2030408490
Beantwoording van vragen van het lid Samson (PvdA) aan de minister en
staatssecretaris van Volkshuisvesting, Ruimtelijke Ordening en
Milieubeheer over de Vredesteinfabriek te Enschede (ingezonden 18
februari 2004).
Vraag 1
Bent u op de hoogte van de conclusie van de Volkshuisvesting,
Ruimtelijke Ordening en Milieubeheer (Inspectie) dat de
Vredesteinfabriek te Enschede gedurende vele jaren na overschrijding
van de implementatietermijn van de richtlijn van de Commissie Preventie
van Rampen door gevaarlijke stoffen (CPR 15-2), op essentiële
onderdelen niet voldeed aan de eisen, zoals branddetectie, preventieve
maatregelen, bluswater en register?
Antwoord 1
Ja. Het rapport van de VROM-Inspectie Regio Oost "Kwaliteit
vergunningverlening en handhaving Vredestein Enschede" heb ik ontvangen
en is op 21 januari 2004 met een persbericht openbaar gemaakt.
Vraag 2
Heeft de Inspectie in de periode vanaf 1995, het jaar waarin bestaande
opslagplaatsen uiterlijk aangepast hadden moeten worden, aanwijzingen
gehad voor het niet-voldoen aan de eisen uit de richtlijn door de
Vredesteinfabriek, en het nalaten van handhavend optreden door het
bevoegd gezag?
Zo neen, hoe kan dit? Zo ja, waarom is er vanuit de Inspectie geen
actie ondernomen om het bevoegd gezag aan te spreken op haar
verantwoordelijkheid?
Antwoord 2
De VROM-Inspectie heeft hierover, in het kader van de uitvoering van
haar tweedelijns toezichttaak, nimmer aanwijzingen gehad of signalen
ontvangen.
De VROM-Inspectie vult haar tweedelijns toezichttaak in het algemeen in
door middel van onder andere VROM-brede onderzoeken (met name bij
gemeenten), thema-onderzoeken (een bepaalde sector van het VROM-terrein
wordt onderzocht), branche-onderzoeken (bepaalde bedrijfsbranches
worden onderzocht op de naleving van bijvoorbeeld de Wet milieubeheer)

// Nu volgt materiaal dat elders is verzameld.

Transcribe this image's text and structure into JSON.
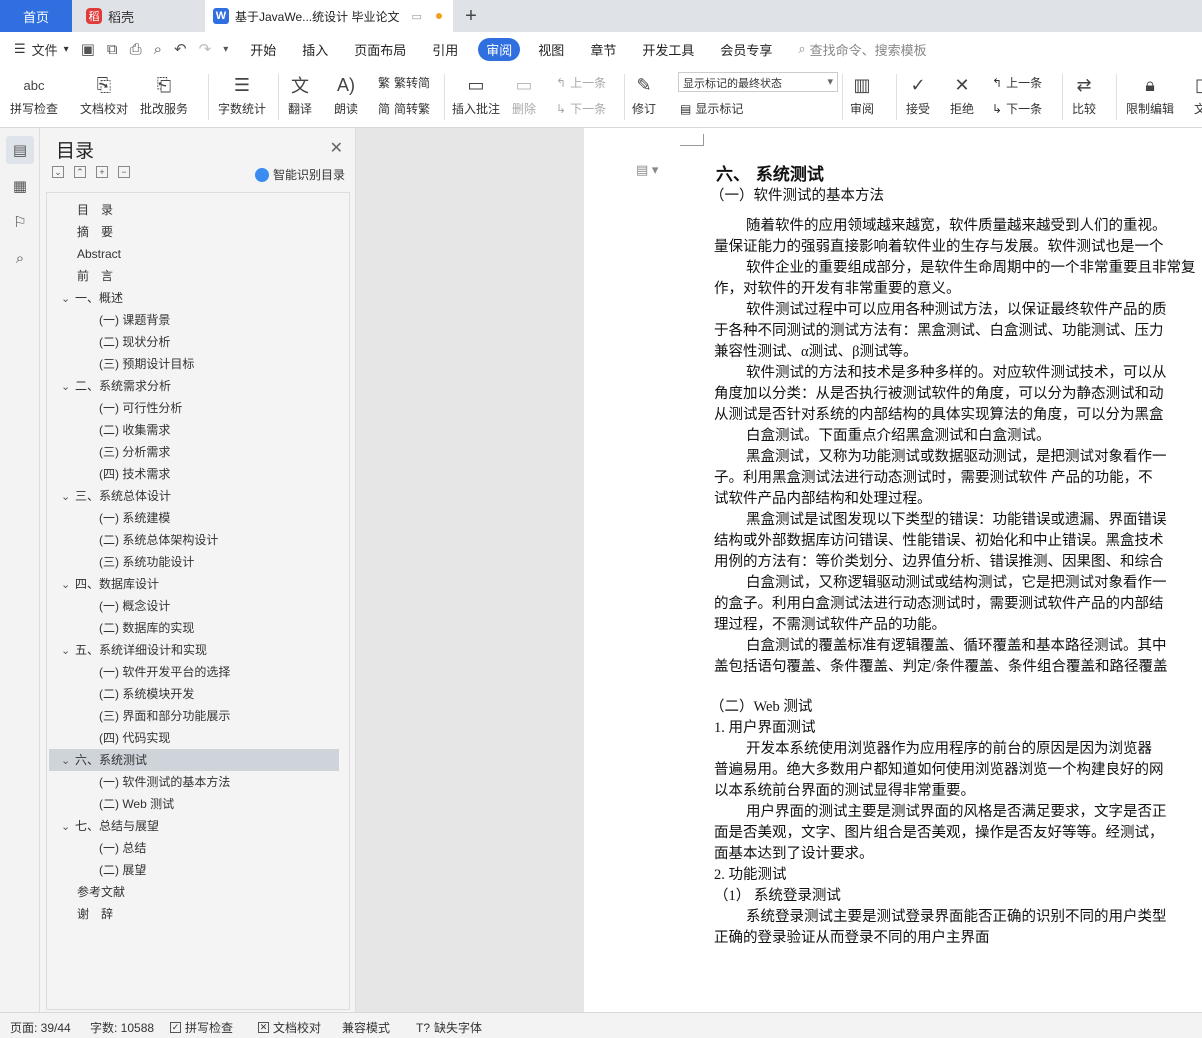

en onderzoek naar aanleiding van incidenten/calamiteiten (zoals de
brand bij Vredestein).
Daarnaast heeft de VROM-Inspectie bij een selectie van zeer
milieurelevante bedrijven gekozen voor een intensievere rol in het
kader van haar tweedelijns toezichttaak op de vergunningverlening en
handhaving Wet milieubeheer. Deze toezichttaak houdt immers niet in dat
de VROM-Inspectie op alle inrichtingen die onder de Wet milieubeheer
vallen structureel toezicht moet uitoefenen. Dat is de taak van
gemeenten en provincies, het primaire bevoegde gezag. Daarbij past het
dat een tweedelijns toezichthouder selectief controleert.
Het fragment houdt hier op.